Mais non monsieur Goldhammer, la culture n'est pas une marchandise comme une autre. Et le libéralisme économique appliqué à la culture crée des déserts et des cimetières culturels. Even the very american Steven Spielberg seems to agree on that.

Gilbert said...

Canada too practices forms of 'cultural protectionism', and many countries keep forms of protection, or promotion, for their audio visual sectors, for example. The US 'entertainment industry' has often be quite brutal in its attitude to 'competition'. You don't have to be anti-American to want to remain, in some respects, yourself. I for one would miss French films, very much.

Mitch Guthman said...

Perhaps the French think there are certain things that are more important to them than optimal market based outcomes. Free markets don't necessarily create the best, most just results for a democratic society and perhaps that's why the French reaction to Barroso's neoliberal comments has been uniformity and rightly negative.

Anonymous said...

Je suis d'accord avec Massilian. The cultural exemption involves two measures: the embedded tax on movie tickets, which goes to subsidize French cinema; and the European Commission's Television without Frontiers directive, which mandates a percentage of European (and in France, French) content in television programming. This conforms to WTO rules (as it did to the GATT) and there is no reason whatever for Europe to give it up under pressure from the US and its entertainment industry lobby. It should not even be on the table. Audiovisuals are not commodities and do not conform to the logic of the market. France is absolutely right to draw a red line on this. As for Barroso, qu'il aille se faire voir.


FrédéricLN said...

I agree :

* with the opinion that free circulation of goods and services also make sense regarding cultural goods and services (the opposite, after all, is connected to censorship and totalitarism);

* with the opinion that the "cultural exemption" makes sense, and has proven effective so far.

I think the reason is *not* deeply connected with some extra-economic value of culture (after all, these French productions protected are pop songs, popular movies, TV series and so on, much more than "la grande culture", which is not a free market thing, but rather subsidized by private or public funding, in all parts of the known universe ;-) ).

It's connected, rather, to the internal structure of present economics: most of the cost is in the investment, not the production of marginal units. Returns are increasing when sales grow, not diminishing. Therefore, free competition directly fosters monopolistic positions instead of diversity. Culture is just the most obvious example of this new economy.

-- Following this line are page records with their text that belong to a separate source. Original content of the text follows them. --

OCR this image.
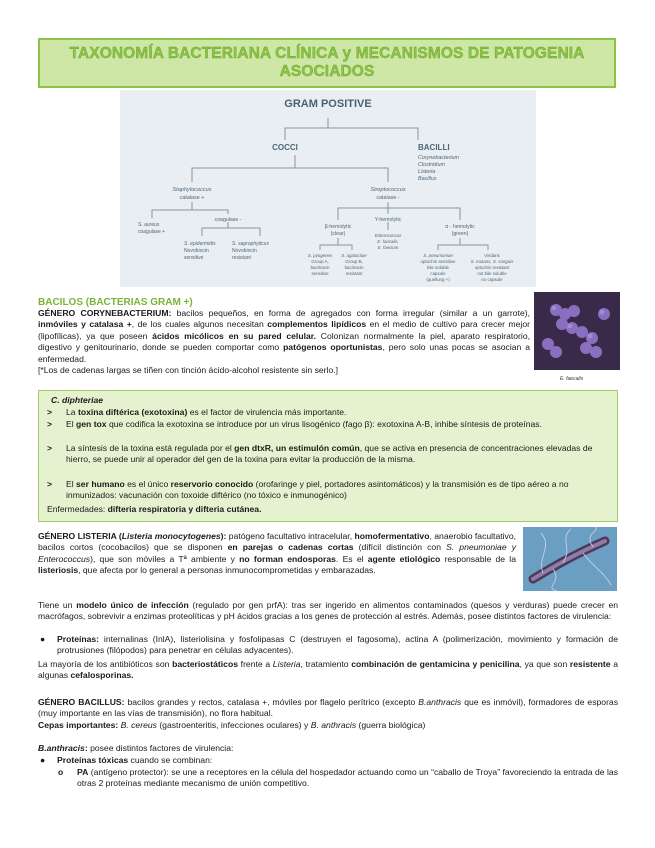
TAXONOMÍA BACTERIANA CLÍNICA y MECANISMOS DE PATOGENIA
ASOCIADOS
GRAM POSITIVE
COCCI	BACILLI
Corynebacterium
Clostridium
Listeria
Bacillus
Staphylococcus
catalase +
Streptococcus
catalase -
S. aureus
coagulase +
coagulase -
S. epidermidis
Novobiocin
sensitive
S. saprophyticus
Novobiocin
resistant
β-hemolytic
(clear)
Y-hemolytic
α - hemolytic
(green)
Enterococcus
E. faecalis,
E. faecium
S. pyogenes
Group A,
bacitracin
sensitive
S. agalactiae
Group B,
bacitracin
resistant
S. pneumoniae
optochin sensitive
bile soluble
capsule
(quellung +)
Viridans
S. mutans, S. sanguis
optochin resistant
not bile soluble
no capsule
BACILOS (BACTERIAS GRAM +)
GÉNERO CORYNEBACTERIUM: bacilos pequeños, en forma de agregados con forma irregular (similar a un garrote), inmóviles y catalasa +, de los cuales algunos necesitan complementos lipídicos en el medio de cultivo para crecer mejor (lipofílicas), ya que poseen ácidos micólicos en su pared celular. Colonizan normalmente la piel, aparato respiratorio, digestivo y genitourinario, donde se pueden comportar como patógenos oportunistas, pero solo unas pocas se asocian a enfermedad.
[*Los de cadenas largas se tiñen con tinción ácido-alcohol resistente sin serlo.]
E. faecalis
C. diphteriae
> La toxina diftérica (exotoxina) es el factor de virulencia más importante.
> El gen tox que codifica la exotoxina se introduce por un virus lisogénico (fago β): exotoxina A-B, inhibe síntesis de proteínas.
> La síntesis de la toxina está regulada por el gen dtxR, un estimulón común, que se activa en presencia de concentraciones elevadas de hierro, se puede unir al operador del gen de la toxina para evitar la producción de la misma.
> El ser humano es el único reservorio conocido (orofaringe y piel, portadores asintomáticos) y la transmisión es de tipo aéreo a no inmunizados: vacunación con toxoide diftérico (no tóxico e inmunogénico)
Enfermedades: difteria respiratoria y difteria cutánea.
GÉNERO LISTERIA (Listeria monocytogenes): patógeno facultativo intracelular, homofermentativo, anaerobio facultativo, bacilos cortos (cocobacilos) que se disponen en parejas o cadenas cortas (difícil distinción con S. pneumoniae y Enterococcus), que son móviles a Tª ambiente y no forman endosporas. Es el agente etiológico responsable de la listeriosis, que afecta por lo general a personas inmunocomprometidas y embarazadas.
Tiene un modelo único de infección (regulado por gen prfA): tras ser ingerido en alimentos contaminados (quesos y verduras) puede crecer en macrófagos, sobrevivir a enzimas proteolíticas y pH ácidos gracias a los genes de protección al estrés. Además, posee distintos factores de virulencia:
● Proteínas: internalinas (InlA), listeriolisina y fosfolipasas C (destruyen el fagosoma), actina A (polimerización, movimiento y formación de protrusiones (filópodos) para penetrar en células adyacentes).
La mayoría de los antibióticos son bacteriostáticos frente a Listeria, tratamiento combinación de gentamicina y penicilina, ya que son resistente a algunas cefalosporinas.
GÉNERO BACILLUS: bacilos grandes y rectos, catalasa +, móviles por flagelo perítrico (excepto B.anthracis que es inmóvil), formadores de esporas (muy importante en las vías de transmisión), no flora habitual.
Cepas importantes: B. cereus (gastroenteritis, infecciones oculares) y B. anthracis (guerra biológica)
B.anthracis: posee distintos factores de virulencia:
● Proteínas tóxicas cuando se combinan:
o PA (antígeno protector): se une a receptores en la célula del hospedador actuando como un “caballo de Troya” favoreciendo la entrada de las otras 2 proteínas mediante mecanismo de unión competitivo.
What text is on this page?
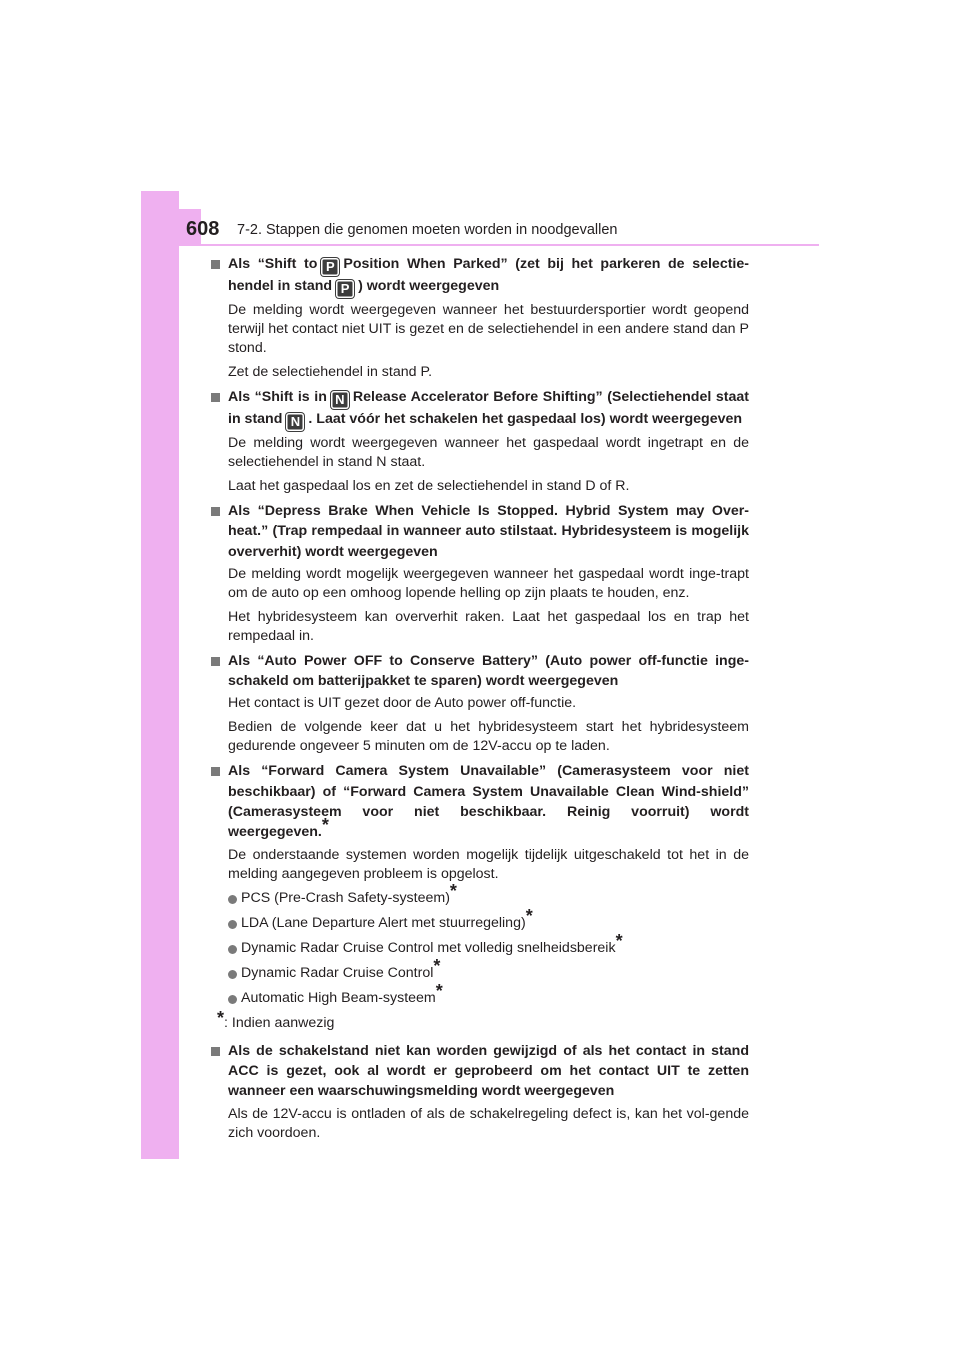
608 7-2. Stappen die genomen moeten worden in noodgevallen
Als “Shift to P Position When Parked” (zet bij het parkeren de selectie-hendel in stand P ) wordt weergegeven
De melding wordt weergegeven wanneer het bestuurdersportier wordt geopend terwijl het contact niet UIT is gezet en de selectiehendel in een andere stand dan P stond.
Zet de selectiehendel in stand P.
Als “Shift is in N Release Accelerator Before Shifting” (Selectiehendel staat in stand N . Laat vóór het schakelen het gaspedaal los) wordt weergegeven
De melding wordt weergegeven wanneer het gaspedaal wordt ingetrapt en de selectiehendel in stand N staat.
Laat het gaspedaal los en zet de selectiehendel in stand D of R.
Als “Depress Brake When Vehicle Is Stopped. Hybrid System may Over-heat.” (Trap rempedaal in wanneer auto stilstaat. Hybridesysteem is mogelijk oververhit) wordt weergegeven
De melding wordt mogelijk weergegeven wanneer het gaspedaal wordt inge-trapt om de auto op een omhoog lopende helling op zijn plaats te houden, enz.
Het hybridesysteem kan oververhit raken. Laat het gaspedaal los en trap het rempedaal in.
Als “Auto Power OFF to Conserve Battery” (Auto power off-functie inge-schakeld om batterijpakket te sparen) wordt weergegeven
Het contact is UIT gezet door de Auto power off-functie.
Bedien de volgende keer dat u het hybridesysteem start het hybridesysteem gedurende ongeveer 5 minuten om de 12V-accu op te laden.
Als “Forward Camera System Unavailable” (Camerasysteem voor niet beschikbaar) of “Forward Camera System Unavailable Clean Wind-shield” (Camerasysteem voor niet beschikbaar. Reinig voorruit) wordt weergegeven.*
De onderstaande systemen worden mogelijk tijdelijk uitgeschakeld tot het in de melding aangegeven probleem is opgelost.
PCS (Pre-Crash Safety-systeem)*
LDA (Lane Departure Alert met stuurregeling)*
Dynamic Radar Cruise Control met volledig snelheidsbereik*
Dynamic Radar Cruise Control*
Automatic High Beam-systeem*
*: Indien aanwezig
Als de schakelstand niet kan worden gewijzigd of als het contact in stand ACC is gezet, ook al wordt er geprobeerd om het contact UIT te zetten wanneer een waarschuwingsmelding wordt weergegeven
Als de 12V-accu is ontladen of als de schakelregeling defect is, kan het vol-gende zich voordoen.
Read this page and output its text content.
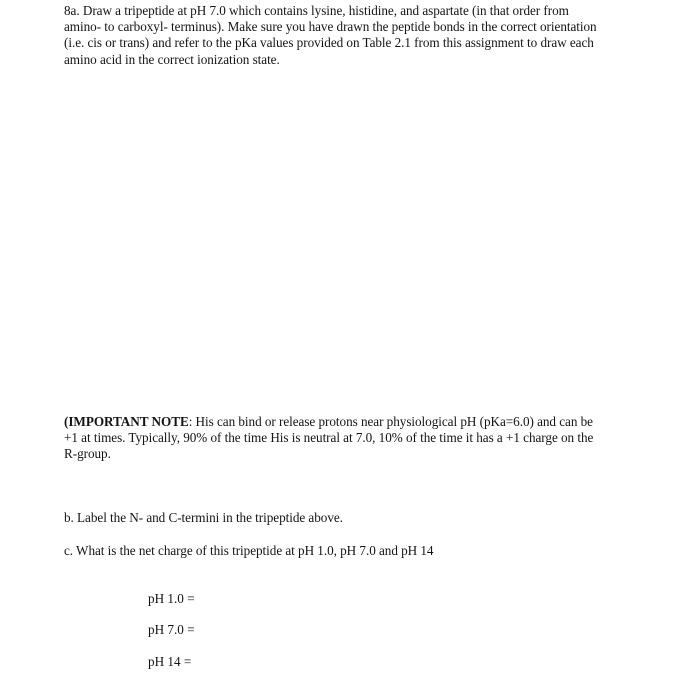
8a. Draw a tripeptide at pH 7.0 which contains lysine, histidine, and aspartate (in that order from
amino- to carboxyl- terminus). Make sure you have drawn the peptide bonds in the correct orientation
(i.e. cis or trans) and refer to the pKa values provided on Table 2.1 from this assignment to draw each
amino acid in the correct ionization state.
(IMPORTANT NOTE: His can bind or release protons near physiological pH (pKa=6.0) and can be
+1 at times. Typically, 90% of the time His is neutral at 7.0, 10% of the time it has a +1 charge on the
R-group.
b. Label the N- and C-termini in the tripeptide above.
c. What is the net charge of this tripeptide at pH 1.0, pH 7.0 and pH 14
pH 1.0 =
pH 7.0 =
pH 14 =
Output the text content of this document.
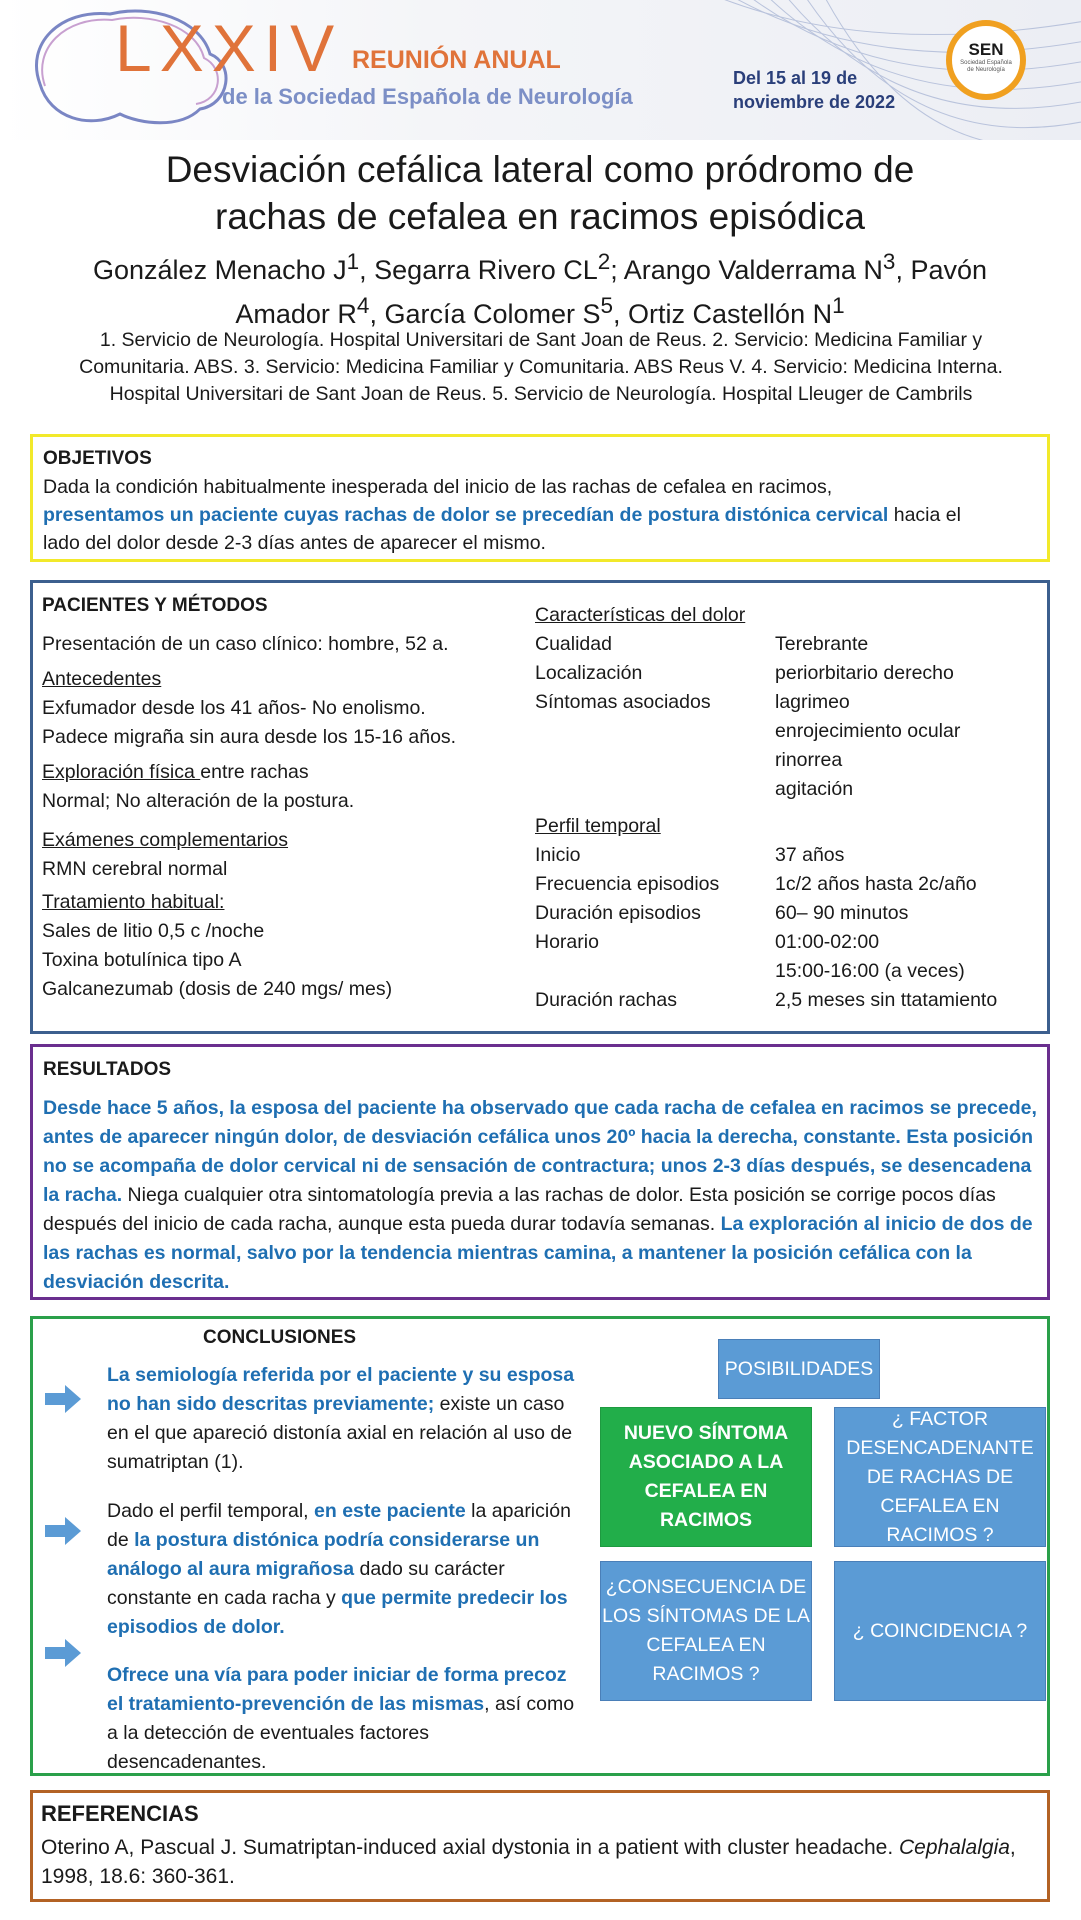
LXXIV REUNIÓN ANUAL
de la Sociedad Española de Neurología
Del 15 al 19 de
noviembre de 2022
SEN
Sociedad Española
de Neurología
Desviación cefálica lateral como pródromo de
rachas de cefalea en racimos episódica
González Menacho $J^1$, Segarra Rivero $CL^2$; Arango Valderrama $N^3$, Pavón
Amador $R^4$, García Colomer $S^5$, Ortiz Castellón $N^1$
1. Servicio de Neurología. Hospital Universitari de Sant Joan de Reus. 2. Servicio: Medicina Familiar y
Comunitaria. ABS. 3. Servicio: Medicina Familiar y Comunitaria. ABS Reus V. 4. Servicio: Medicina Interna.
Hospital Universitari de Sant Joan de Reus. 5. Servicio de Neurología. Hospital Lleuger de Cambrils
OBJETIVOS
Dada la condición habitualmente inesperada del inicio de las rachas de cefalea en racimos,
presentamos un paciente cuyas rachas de dolor se precedían de postura distónica cervical hacia el
lado del dolor desde 2-3 días antes de aparecer el mismo.
PACIENTES Y MÉTODOS
Presentación de un caso clínico: hombre, 52 a.
Antecedentes
Exfumador desde los 41 años- No enolismo.
Padece migraña sin aura desde los 15-16 años.
Exploración física entre rachas
Normal; No alteración de la postura.
Exámenes complementarios
RMN cerebral normal
Tratamiento habitual:
Sales de litio 0,5 c /noche
Toxina botulínica tipo A
Galcanezumab (dosis de 240 mgs/ mes)
Características del dolor
Cualidad	Terebrante
Localización	periorbitario derecho
Síntomas asociados	lagrimeo
enrojecimiento ocular
rinorrea
agitación
Perfil temporal
Inicio	37 años
Frecuencia episodios	1c/2 años hasta 2c/año
Duración episodios	60– 90 minutos
Horario	01:00-02:00
15:00-16:00 (a veces)
Duración rachas	2,5 meses sin ttatamiento
RESULTADOS
Desde hace 5 años, la esposa del paciente ha observado que cada racha de cefalea en racimos se precede, antes de aparecer ningún dolor, de desviación cefálica unos 20º hacia la derecha, constante. Esta posición no se acompaña de dolor cervical ni de sensación de contractura; unos 2-3 días después, se desencadena la racha. Niega cualquier otra sintomatología previa a las rachas de dolor. Esta posición se corrige pocos días después del inicio de cada racha, aunque esta pueda durar todavía semanas. La exploración al inicio de dos de las rachas es normal, salvo por la tendencia mientras camina, a mantener la posición cefálica con la desviación descrita.
CONCLUSIONES
La semiología referida por el paciente y su esposa no han sido descritas previamente; existe un caso en el que apareció distonía axial en relación al uso de sumatriptan (1).
Dado el perfil temporal, en este paciente la aparición de la postura distónica podría considerarse un análogo al aura migrañosa dado su carácter constante en cada racha y que permite predecir los episodios de dolor.
Ofrece una vía para poder iniciar de forma precoz el tratamiento-prevención de las mismas, así como a la detección de eventuales factores desencadenantes.
POSIBILIDADES
NUEVO SÍNTOMA ASOCIADO A LA CEFALEA EN RACIMOS
¿ FACTOR DESENCADENANTE DE RACHAS DE CEFALEA EN RACIMOS ?
¿CONSECUENCIA DE LOS SÍNTOMAS DE LA CEFALEA EN RACIMOS ?
¿ COINCIDENCIA ?
REFERENCIAS
Oterino A, Pascual J. Sumatriptan-induced axial dystonia in a patient with cluster headache. Cephalalgia, 1998, 18.6: 360-361.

From my point of view, "free and unbiased competition" is to be fostered — but that requires that he State maintains the economic/social ecosystem, creates conditions for diversity to grow. That requires a great deal of regulations and taxes (how difficult as it is to keep them sound, consistent and relevant, "debiasing" instead if "biasing").

The bottom line would be: I agree with the principle of cultural exemption, but a) I'm not comfortable with what government will do behind this firewall — citizens and stakeholders should watch more; b) I would like the case of culture to influence the doxa about competition regarding others industries too!

Mitch Guthman said...


You make some good points. Just to show that I'm not a total ideologue, I'm willing to say that France must make some adaptations to American neoliberal demands.

Specifically, in return for America's taking the cultural exemption off of the bargaining table, France should agree to immediately halt all subsidies to Gerard Depardieu.


Anonymous said...

Exception culturelle: l'art qui cache la forêt


FrédéricLN said...

@ Mitch Guthman : indeed! An issue with the "exception culturelle" system is that it fills first the pockets of those with the largest pockets. Because, when you have the obligation to spend money (on French production, singers, and so on), you look for these who will help you spend this compulsory sum as fast as possible, so that you can dedicate most of your attention to more important topics such as negotiating the purchase of US movies, FIFA soccer events or others.